How to Teach Your Kids Self Advocacy Skills– Part III Helping Your Child When S/He Resists Help
From our last two posts, we can begin to teach our kids that asking for and accepting help are actual key skills in learning to advocate for their own learning. But parents often want to know what to do when their child resists asking for help or refuses help when it is offered. Here are a few concepts to consider when working with your child on accepting help in order to be able to help him/herself well.
What do I do when my child resists help?
First, we have to decide if the behavior is more typical reluctance, informative resistance, or patterned defiance. Let’s start with these simple definitions.
From a psychological standpoint, all actions are functions of emotional states, especially if they are less conscious.These behaviors in children are all active forms of communicating “NO.” So first ask yourself what emotions are most prevalent in your child’s NO.’ Then ask yourself what function is the NO serving. You may have to read between the lines and guesstimate what your child’s nonverbals are saying. Here are some examples.
Reluctance is an unwillingness or disinclination to do something–it relates to feeling hesitant or timid.
Example 1: Your child shrinks away at drop-off, and says “No, I don’t want to go.” [This is Reluctance–The underlying communication is I’m scared and feeling unsure or hesitant.]
For Reluctance, we try to address the worry and hesitation so that our child is more soothed and can use his skills to calm and move forward with the expectation. When it comes to helping our child accept help easier in this circumstance, we will need to focus our attention on soothing a child’s worry and uncertainty in order to help him/her feel calm enough to be able to speak up or feel open to another person’s helping efforts.
Resistance is the refusal to accept or comply with something, which may relate to opposition, yet could signal an aversion of lack of acceptance.

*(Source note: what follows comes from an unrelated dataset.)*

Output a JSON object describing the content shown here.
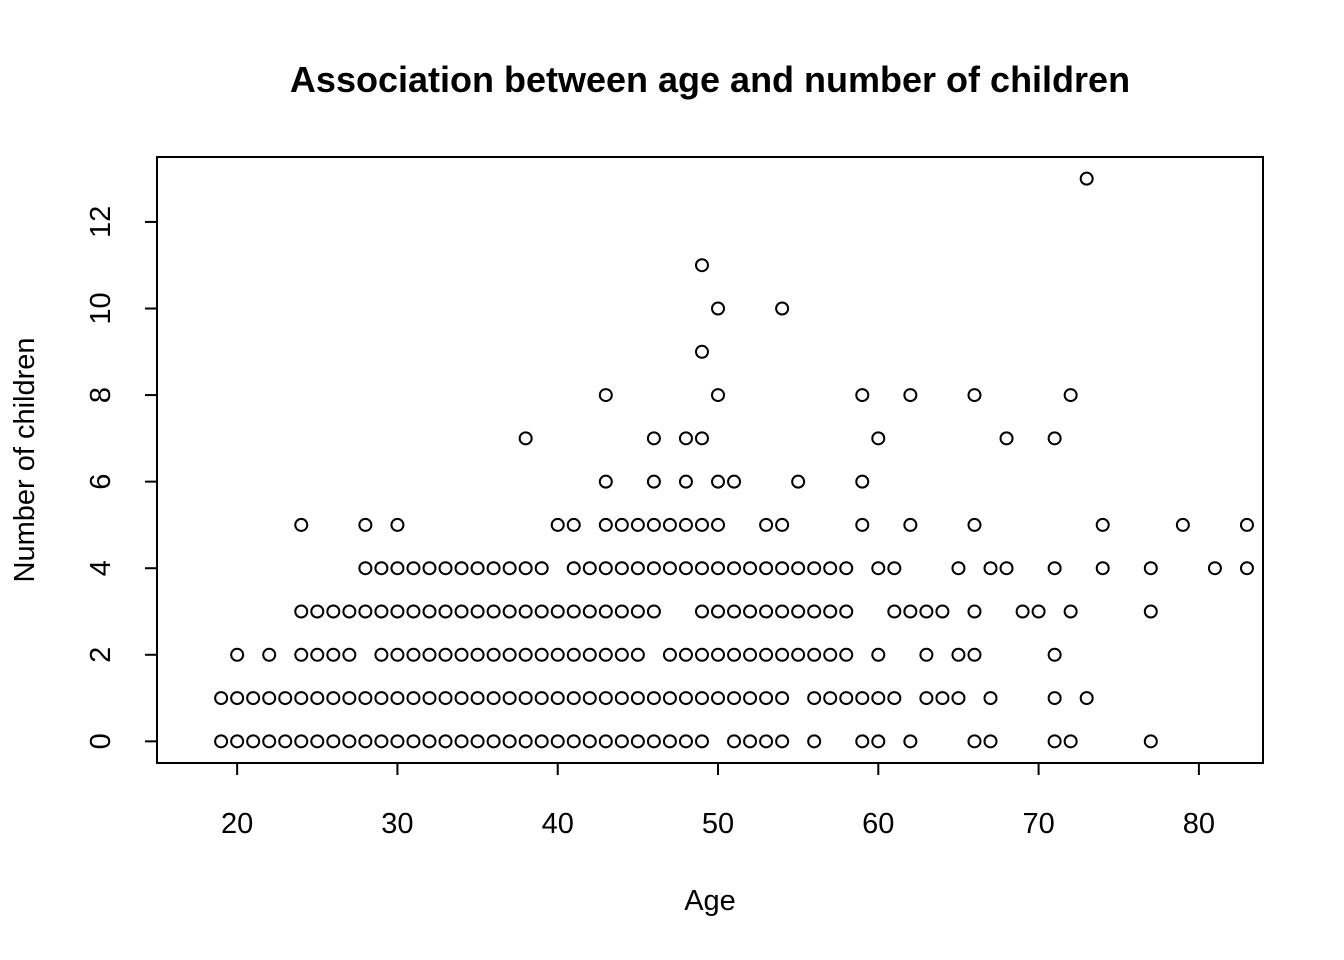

Example 2: Your child avoids doing his/her math homework by jumping around and acting silly. She/He makes jokes and distracts. He says with his behavior, No way, not doing it now. Not ready. [This is Resistance and could point to a need that isn’t being met. He isn’t accepting the expectation for homework time. There could be an unmet need there in his body, his environment, his focus, etc.] A parent who is trying to get his/her child to accept help in this instance might offer choices around what strategies would calm the child’s body (unmet need) before offering a suggestion or help. For example, “Hey, I notice your body is wiggly. You can either bounce on the bouncy ball for 5 minutes or do 5 minutes of jokes with me before we start. Which one do you choose?.
For Resistance, it is best to try to understand what the child is communicating underneath their refusal. Kids are often less aware of their reasons for refusing when they are resistant. You can either try a quiet 2-way conversation with your child to try to discover what the underlying feelings and thoughts are. Or, if your child doesn’t know and can’t engage in a conversation with you, you can guesstimate on your own and try to lean into the resistance to shift your child’s behavior. It is similar to when you were walking with your toddler somewhere and they wanted to go in one direction and you needed to go in the other. If you stop pulling and walk with them a few steps, then you can often redirect them on your path. Helping a child who is resistant in this instance would require labeling the unmet need, giving a clear choice, and then asking for feedback once the child has reset. Then (hopefully) your child will receive your offer for help better than when he was reacting to something he didn’t understand.
None of this easy, and most of us don’t have time for all these nuanced interactions. Yet, pick and choose when you do have time and energy and see if these strategies make a difference in teaching your child that accepting help is part of being independent.
Lastly, Defiance is bold disobedience and shows up in children as angry, irritable or complex behaviors.
Example 3: Your child often refuses to go to camps that you sign him up for. He has meltdowns in the mornings about the one thing that upset him, loses it, and will not get in the car. Later you find out that he was worried about a new expectation from camp and was confused about what was required of him. He does better attending the next day, yet you know there will be another incident like this again.[This behavior signals Defiance because it is complicated, patterned and filled with lots of anger.]
For Defiance, it is a bit harder. Don’t get me wrong–all kids show some level of defiance as they grow strong personalities and minds. It is not a sign that your kid is bad. It does signal that your child may need different ways to manage and communicate their angry, confused feelings. It could also signal that there are some untreated issues that are driving the defiance (i.,e ADHD, depression, learning issues, etc.). Defiant behavior is often a patterned or learned way of coping. Therefore, it requires more work. As a parent in this situation, it is often good to let your child know that you know they are angry (i.e hurt, upset, feeling out of control), yet you are still committed to helping them, and that you will seek help for them when they can’t. Good words to use here are, I know you might not know how to help yourself. Yet, I’m here and willing to help you. I can also ask for more help when we need it.
In sum, self advocacy skills are both taught and learned over time. So don’t worry about getting it absolutely perfect! You will get plenty of opportunities to practice this with your kids:))!